Wednesday, April 6, 2016
Do vouchers reduce crime?
The potential benefits of education policies extend far beyond the usual metric of test scores. A policy might be considered beneficial, for example, if it leads to reduced criminal behavior. That is the claim made in a recent report from University of Arkansas researchers, who studied the relationship between crime and a school voucher program. A review of the report finds that the study, while suggestive of a possible correlation, has several weaknesses and certainly does not support the implication that the voucher programs caused a reduction in crime.
Using data from the Milwaukee Parental Choice Program (MPCP), the researchers compared crimes processed through the Wisconsin courts for program participants and a matched sample of public school students. Although most of these comparisons showed no association, the report finds that some subgroups of MPCP students were less likely to commit crimes as adults.
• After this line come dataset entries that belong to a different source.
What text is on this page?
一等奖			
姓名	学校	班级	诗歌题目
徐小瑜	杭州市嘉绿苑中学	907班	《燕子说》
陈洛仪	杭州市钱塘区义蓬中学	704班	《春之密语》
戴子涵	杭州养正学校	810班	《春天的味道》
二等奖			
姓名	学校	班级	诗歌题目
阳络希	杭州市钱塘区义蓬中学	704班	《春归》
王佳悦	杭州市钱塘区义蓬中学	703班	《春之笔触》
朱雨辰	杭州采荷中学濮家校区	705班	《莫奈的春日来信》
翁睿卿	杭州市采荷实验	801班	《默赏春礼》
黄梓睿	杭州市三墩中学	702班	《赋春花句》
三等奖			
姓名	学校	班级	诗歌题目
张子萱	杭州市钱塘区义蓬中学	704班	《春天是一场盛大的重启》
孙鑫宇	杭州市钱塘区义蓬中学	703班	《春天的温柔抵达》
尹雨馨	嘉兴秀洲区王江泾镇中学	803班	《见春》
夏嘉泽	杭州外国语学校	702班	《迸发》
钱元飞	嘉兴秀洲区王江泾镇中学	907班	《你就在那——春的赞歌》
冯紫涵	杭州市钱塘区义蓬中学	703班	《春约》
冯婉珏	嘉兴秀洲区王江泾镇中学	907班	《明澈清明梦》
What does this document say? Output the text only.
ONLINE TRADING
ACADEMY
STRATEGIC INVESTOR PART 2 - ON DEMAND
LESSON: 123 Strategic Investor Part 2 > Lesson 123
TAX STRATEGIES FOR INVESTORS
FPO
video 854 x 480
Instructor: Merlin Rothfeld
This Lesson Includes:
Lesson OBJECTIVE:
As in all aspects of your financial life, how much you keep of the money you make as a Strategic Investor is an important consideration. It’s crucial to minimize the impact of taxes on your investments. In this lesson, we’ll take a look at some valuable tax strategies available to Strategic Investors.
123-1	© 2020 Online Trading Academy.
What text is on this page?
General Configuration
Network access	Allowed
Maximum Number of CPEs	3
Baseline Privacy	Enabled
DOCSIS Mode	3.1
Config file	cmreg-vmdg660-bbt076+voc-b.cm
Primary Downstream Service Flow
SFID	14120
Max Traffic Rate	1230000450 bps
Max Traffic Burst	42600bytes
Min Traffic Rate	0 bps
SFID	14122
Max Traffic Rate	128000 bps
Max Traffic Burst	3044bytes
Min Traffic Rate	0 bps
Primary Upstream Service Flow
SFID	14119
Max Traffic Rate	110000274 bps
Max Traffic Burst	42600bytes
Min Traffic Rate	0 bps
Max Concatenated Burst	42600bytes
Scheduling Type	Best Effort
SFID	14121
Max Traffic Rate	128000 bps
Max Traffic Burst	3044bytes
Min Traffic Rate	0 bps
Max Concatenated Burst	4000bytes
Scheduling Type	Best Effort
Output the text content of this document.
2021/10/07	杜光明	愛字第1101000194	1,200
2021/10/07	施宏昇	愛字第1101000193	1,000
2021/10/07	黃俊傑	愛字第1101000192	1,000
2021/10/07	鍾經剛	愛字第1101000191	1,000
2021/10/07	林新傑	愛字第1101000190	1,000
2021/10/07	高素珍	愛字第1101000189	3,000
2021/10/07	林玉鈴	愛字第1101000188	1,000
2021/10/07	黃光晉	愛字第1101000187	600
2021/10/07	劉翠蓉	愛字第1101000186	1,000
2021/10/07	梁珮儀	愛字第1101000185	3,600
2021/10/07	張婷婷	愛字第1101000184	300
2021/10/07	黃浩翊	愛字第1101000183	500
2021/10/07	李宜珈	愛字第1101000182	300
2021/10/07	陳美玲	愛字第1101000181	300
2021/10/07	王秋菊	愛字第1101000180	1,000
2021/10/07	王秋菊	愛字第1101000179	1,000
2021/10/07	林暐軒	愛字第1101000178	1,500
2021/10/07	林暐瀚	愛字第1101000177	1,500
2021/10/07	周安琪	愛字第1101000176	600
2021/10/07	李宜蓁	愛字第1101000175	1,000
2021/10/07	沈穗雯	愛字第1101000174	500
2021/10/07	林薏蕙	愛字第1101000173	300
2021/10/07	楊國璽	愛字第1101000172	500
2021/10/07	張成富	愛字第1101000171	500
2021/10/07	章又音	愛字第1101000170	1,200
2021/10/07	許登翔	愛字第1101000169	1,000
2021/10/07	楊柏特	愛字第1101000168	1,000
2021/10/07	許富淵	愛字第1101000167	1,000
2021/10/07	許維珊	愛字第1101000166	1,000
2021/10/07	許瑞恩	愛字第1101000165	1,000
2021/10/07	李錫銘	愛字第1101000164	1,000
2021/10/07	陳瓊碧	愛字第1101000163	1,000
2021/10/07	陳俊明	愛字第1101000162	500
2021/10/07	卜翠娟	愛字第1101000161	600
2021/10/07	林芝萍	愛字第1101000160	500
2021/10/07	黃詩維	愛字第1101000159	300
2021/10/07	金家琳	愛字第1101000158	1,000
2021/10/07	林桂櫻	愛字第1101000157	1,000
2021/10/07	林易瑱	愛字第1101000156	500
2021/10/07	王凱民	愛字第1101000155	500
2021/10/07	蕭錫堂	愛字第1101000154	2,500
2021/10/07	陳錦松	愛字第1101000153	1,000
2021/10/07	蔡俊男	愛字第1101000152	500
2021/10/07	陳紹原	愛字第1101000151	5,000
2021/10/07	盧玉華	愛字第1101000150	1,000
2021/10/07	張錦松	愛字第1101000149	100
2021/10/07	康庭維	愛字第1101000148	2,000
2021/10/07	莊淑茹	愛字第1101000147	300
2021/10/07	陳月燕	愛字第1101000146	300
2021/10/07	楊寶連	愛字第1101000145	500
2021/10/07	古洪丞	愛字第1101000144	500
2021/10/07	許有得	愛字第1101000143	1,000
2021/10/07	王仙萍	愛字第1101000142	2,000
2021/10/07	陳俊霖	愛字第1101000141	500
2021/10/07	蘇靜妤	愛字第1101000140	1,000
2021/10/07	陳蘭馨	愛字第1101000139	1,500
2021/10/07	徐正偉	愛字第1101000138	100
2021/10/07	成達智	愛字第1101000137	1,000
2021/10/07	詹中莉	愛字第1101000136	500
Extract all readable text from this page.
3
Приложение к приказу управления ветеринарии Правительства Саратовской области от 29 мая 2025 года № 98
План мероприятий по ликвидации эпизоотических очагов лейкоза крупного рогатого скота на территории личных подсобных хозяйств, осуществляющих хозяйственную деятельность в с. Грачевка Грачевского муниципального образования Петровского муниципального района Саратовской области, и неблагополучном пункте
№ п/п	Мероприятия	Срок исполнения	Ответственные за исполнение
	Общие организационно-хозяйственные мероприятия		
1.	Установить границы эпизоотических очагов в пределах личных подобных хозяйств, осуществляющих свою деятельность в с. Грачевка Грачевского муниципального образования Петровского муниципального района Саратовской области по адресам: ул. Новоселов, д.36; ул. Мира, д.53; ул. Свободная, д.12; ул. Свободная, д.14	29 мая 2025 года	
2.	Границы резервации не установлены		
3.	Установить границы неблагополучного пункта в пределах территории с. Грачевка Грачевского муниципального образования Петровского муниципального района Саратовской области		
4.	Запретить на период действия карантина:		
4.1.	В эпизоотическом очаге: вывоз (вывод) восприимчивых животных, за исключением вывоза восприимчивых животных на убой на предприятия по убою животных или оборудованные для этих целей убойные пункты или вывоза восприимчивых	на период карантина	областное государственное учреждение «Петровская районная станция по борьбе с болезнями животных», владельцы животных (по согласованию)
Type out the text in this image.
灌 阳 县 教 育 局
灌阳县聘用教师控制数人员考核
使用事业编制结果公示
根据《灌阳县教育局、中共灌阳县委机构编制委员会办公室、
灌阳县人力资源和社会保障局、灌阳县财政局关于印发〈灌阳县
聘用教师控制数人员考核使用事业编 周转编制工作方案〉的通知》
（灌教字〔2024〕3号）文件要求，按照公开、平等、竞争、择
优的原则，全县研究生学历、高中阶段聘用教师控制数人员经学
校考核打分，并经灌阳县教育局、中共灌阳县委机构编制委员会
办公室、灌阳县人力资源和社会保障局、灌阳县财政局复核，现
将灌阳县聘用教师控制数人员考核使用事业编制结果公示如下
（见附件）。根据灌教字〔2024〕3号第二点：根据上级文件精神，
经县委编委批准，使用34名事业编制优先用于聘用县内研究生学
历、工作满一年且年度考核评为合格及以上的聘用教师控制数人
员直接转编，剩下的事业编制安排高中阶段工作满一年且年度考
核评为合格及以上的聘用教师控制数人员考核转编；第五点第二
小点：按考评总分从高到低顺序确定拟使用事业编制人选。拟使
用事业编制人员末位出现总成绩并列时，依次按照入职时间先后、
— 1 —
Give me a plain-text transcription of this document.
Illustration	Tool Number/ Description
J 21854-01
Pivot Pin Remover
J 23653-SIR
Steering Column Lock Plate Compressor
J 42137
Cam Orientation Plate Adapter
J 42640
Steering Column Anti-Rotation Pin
Clive Belfield, an Associate Professor of Economics at Queens College, City University of New York, reviewed the report, The School Choice Voucher: A “Get Out of Jail” Card? for the Think Twice Think Tank Review Project at the National Education Policy Center, housed at the University of Colorado Boulder’s School of Education.
Professor Belfield writes that education and crime are often found to be negatively correlated, so if a program has an educational benefit, it is reasonable to expect that criminal behavior might be reduced. Moreover, the past MPCP research, from this same group of researchers, has announced some benefits, albeit modest and mixed. But the findings in this new study do not warrant any strong claims.
One concern is that the paper employs a matching method that omits some important factors that explain school choice and crime. So differences between the voucher group and the matched (control) group cannot easily be attributed to the voucher policy.
Also, the study’s results are highly variable, with most of the comparisons between MPCP participation and measures of adult crime showing statistically insignificant results. Professor Belfield explains that a valid interpretation of the report is that vouchers and crime are, in fact, not correlated. Conversely, for subgroups and estimation approaches that do yield statistically significant associations, the MPCP effects appear to be too extreme. Finally, even assuming that vouchers do reduce adult crime, it remains unclear by what mechanisms vouchers might do so.
Professor Belfield also cautions that the report is wrong to assert that the methods used justify a causal inference. The study’s title should not imply that voucher programs are a “get-out-of-jail” card, and the evidence in the study is associational, not causal.
Belfield concludes that, though the report contributes to policy and practice in looking at how educational processes influence behavioral outcomes, “it is unclear how useful the actual findings of this paper are for policymakers.”